Палатку папа с Тимом поставили быстро, мы с Ингой в это время кипятили воду и варили «варево» на газовой плитке, помешивая кашу веточками, потому что ложки оказались у кого-то на дне рюкзака, и мы решили достать их потом. Стояли и принюхивались к тому, чем пахнет каша с тушёнкой, и тихо переговаривались.
— Вы как две ведьмы, — подошёл к нам Тим.
— Осталось бросить крысиный хвост и рог единорога, — подыграла ему Инга, коварно ухмыльнулась.
— Ага, Инга свою мозоль туда уже бросила, — рассмеялась я.
Стемнело быстро, и сразу стало не по себе, рядом журчала речка, а лес, наоборот, наполнился тишиной. Но вокруг нас стрекотали сверчки, где-то вдалеке ухала сова, слышались ещё вопли каких-то птиц.
Аппетит после долгой дороги по свежему воздуху разыгрался такой, что каша с тушёнкой казалась пищей Богов. Мы ели молча, торопливо. Папа посмеивался:
— Спать будете вообще без задних ног!
— А кто-то и без передних, — поморщилась Инга.
Она до сих пор сидела без обуви, после того как отмочила натёртую ногу в реке.
Мы сидели у костра, я заклеивала пластырем мозоль Инге. Аптечка лежала у меня в рюкзаке, и мне поручили роль лекаря. Тим сидел и заворожённо смотрел на огонь, разминал кисть эспандером. Свет от огня словно вытачивал его лицо в темноте, Тим выглядел таким серьёзным и красивым. Он замер, словно был сделан из воска, и его вид зачаровывал меня.
Но, поймав мой взгляд, он улыбнулся и сразу ожил:
— Мы к горам когда выйдем?
— Завтра днём по плану выйдем из леса, сделаем привал, и ещё сутки по лугам до гор.

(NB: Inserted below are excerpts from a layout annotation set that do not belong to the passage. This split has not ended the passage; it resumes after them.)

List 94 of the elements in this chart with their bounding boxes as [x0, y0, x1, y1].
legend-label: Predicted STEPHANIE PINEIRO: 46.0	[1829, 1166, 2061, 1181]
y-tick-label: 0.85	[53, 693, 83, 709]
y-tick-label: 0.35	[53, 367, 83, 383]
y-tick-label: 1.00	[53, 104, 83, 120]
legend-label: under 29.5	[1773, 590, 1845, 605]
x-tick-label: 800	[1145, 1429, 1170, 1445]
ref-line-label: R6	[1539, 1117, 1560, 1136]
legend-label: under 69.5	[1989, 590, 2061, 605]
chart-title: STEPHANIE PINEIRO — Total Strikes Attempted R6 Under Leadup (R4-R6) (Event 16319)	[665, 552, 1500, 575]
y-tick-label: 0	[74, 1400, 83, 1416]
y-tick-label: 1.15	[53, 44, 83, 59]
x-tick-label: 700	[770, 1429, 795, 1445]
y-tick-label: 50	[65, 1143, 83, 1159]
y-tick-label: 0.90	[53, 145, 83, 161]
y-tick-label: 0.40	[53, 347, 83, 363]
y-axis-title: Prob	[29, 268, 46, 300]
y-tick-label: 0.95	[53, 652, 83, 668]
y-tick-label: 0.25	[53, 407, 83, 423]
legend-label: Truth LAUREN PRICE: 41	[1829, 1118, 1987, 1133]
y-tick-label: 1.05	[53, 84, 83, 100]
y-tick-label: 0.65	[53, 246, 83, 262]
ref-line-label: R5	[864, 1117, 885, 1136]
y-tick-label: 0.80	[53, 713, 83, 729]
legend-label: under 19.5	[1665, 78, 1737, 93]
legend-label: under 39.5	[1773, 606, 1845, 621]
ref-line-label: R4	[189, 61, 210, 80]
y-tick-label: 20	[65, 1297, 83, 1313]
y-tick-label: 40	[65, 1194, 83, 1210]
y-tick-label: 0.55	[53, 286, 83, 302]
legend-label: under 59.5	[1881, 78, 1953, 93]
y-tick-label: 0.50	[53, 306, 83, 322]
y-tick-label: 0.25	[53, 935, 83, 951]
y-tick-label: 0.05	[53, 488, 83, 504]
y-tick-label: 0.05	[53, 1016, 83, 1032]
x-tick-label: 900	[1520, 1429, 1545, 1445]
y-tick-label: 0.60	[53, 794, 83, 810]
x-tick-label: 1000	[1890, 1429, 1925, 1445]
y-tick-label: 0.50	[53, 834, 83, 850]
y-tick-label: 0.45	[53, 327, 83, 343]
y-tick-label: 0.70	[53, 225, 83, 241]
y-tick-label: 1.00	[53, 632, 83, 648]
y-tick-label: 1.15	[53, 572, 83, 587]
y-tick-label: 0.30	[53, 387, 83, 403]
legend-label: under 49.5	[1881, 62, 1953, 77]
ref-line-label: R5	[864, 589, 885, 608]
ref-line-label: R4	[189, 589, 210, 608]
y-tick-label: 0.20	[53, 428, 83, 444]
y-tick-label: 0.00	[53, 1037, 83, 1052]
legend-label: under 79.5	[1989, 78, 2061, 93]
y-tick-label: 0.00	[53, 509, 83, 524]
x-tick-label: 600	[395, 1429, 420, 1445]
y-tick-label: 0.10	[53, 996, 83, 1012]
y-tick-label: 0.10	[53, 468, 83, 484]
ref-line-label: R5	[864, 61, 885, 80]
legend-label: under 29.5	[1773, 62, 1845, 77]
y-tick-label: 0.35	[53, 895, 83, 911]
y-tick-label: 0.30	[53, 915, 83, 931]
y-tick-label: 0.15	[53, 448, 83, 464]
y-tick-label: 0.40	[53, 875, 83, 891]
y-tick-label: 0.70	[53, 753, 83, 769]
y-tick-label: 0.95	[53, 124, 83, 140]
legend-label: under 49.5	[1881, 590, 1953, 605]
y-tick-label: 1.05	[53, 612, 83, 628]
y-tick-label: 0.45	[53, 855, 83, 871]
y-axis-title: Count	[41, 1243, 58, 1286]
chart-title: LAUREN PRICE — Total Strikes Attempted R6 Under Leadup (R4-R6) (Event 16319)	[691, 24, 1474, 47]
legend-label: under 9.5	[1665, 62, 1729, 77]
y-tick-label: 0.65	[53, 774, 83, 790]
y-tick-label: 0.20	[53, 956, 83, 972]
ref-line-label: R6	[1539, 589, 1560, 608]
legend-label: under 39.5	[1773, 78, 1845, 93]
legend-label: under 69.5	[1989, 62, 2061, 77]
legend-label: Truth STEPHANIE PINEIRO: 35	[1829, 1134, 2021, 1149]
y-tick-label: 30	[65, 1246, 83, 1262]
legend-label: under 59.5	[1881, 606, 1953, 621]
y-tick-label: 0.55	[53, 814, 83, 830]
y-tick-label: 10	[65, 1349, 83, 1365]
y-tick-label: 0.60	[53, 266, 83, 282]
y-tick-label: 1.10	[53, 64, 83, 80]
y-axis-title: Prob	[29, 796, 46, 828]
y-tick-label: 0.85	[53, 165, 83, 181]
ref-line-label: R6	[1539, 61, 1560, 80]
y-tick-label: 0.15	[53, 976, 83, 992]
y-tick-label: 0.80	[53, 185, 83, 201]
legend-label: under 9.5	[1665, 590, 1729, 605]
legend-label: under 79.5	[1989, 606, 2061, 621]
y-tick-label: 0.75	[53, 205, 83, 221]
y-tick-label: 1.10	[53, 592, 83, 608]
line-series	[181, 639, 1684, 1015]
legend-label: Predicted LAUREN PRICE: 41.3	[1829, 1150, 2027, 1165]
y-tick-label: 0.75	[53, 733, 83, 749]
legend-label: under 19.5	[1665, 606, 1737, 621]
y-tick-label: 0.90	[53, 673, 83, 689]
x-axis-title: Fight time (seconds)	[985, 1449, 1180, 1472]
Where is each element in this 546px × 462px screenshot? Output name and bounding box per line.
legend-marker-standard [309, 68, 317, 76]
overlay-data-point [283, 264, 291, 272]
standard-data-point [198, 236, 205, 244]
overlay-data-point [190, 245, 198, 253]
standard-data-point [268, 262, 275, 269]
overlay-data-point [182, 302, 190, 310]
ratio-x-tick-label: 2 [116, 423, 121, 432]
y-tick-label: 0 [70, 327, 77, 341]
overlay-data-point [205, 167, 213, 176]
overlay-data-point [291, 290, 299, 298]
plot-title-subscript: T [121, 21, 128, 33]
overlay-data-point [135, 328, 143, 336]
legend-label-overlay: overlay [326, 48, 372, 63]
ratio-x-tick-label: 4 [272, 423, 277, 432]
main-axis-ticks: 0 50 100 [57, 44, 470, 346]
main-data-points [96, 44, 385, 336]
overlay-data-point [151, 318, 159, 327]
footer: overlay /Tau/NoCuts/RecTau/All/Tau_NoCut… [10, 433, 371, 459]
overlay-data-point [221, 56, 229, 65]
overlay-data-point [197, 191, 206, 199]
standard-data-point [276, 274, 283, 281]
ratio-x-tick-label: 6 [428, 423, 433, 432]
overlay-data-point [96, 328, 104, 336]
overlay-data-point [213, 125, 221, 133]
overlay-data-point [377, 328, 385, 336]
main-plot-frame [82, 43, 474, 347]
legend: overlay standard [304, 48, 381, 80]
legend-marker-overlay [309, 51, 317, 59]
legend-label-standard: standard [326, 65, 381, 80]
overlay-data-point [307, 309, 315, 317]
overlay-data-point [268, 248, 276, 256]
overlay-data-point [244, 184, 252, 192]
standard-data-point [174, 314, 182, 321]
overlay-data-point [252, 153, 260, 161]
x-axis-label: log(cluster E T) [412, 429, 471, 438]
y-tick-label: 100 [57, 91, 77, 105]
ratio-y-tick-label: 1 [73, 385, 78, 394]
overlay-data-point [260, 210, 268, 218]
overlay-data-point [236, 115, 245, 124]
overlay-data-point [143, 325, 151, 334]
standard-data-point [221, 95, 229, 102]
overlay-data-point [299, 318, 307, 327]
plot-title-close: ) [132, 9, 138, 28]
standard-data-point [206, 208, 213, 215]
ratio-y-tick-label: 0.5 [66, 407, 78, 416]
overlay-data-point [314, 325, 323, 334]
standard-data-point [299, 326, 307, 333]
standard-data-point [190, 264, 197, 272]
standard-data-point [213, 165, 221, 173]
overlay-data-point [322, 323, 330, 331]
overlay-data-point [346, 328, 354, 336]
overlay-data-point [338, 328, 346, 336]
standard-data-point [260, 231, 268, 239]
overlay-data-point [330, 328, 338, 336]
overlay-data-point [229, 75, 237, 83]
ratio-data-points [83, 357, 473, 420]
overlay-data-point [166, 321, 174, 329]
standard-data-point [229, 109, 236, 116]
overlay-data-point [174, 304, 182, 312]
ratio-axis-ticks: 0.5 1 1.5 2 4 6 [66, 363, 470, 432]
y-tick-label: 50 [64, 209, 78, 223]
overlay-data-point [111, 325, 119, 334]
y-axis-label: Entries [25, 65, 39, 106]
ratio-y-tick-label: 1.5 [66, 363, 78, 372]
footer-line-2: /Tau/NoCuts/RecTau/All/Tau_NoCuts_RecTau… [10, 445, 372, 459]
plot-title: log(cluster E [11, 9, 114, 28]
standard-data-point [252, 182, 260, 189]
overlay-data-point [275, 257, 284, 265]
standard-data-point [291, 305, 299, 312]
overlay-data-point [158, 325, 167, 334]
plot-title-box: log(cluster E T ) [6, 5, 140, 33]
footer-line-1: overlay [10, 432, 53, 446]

Дойдём до водопада, и потом назад! — поделился планами папа.
Инга тяжело вздохнула, и я ей сочувствовала, идти с натёртыми ногами одно мучение. Несмотря на усталость и холод, уходить в палатку никто не торопился. Каждый словно обрёл что-то своё, сидя у огня. Инга, вытянув босые ноги, слушала журчание воды, треск костра. Тим смотрел на огонь, почти не моргая, видел там что-то своё. Папа пересматривал карты, что-то рассчитывал, подписывал, рисовал, сверялся. Отблеск огня играл на линзах его очков. А я обводила их всех взглядом, и мне становилось спокойно.
Я заряжалась, наполнялась, но ведь не от гор. Меня вдруг озарило. Моё место силы не в горах, моё место силы рядом с любимыми и дорогими мне людьми. Достаточно быть рядом и дышать одним с ними воздухом. Мне оказались не так нужны горы, не так нужна вся эта магия природы, если её не с кем разделить.
Три года назад я приболела и не захотела ехать с папой, и тогда он тоже остался дома.
— Почему? Ты ведь так любишь горы! — не понимала тогда я.
— А зачем мне горы одному.
Тогда я его не поняла, а сейчас ощутила магию единения с любимыми людьми на себе.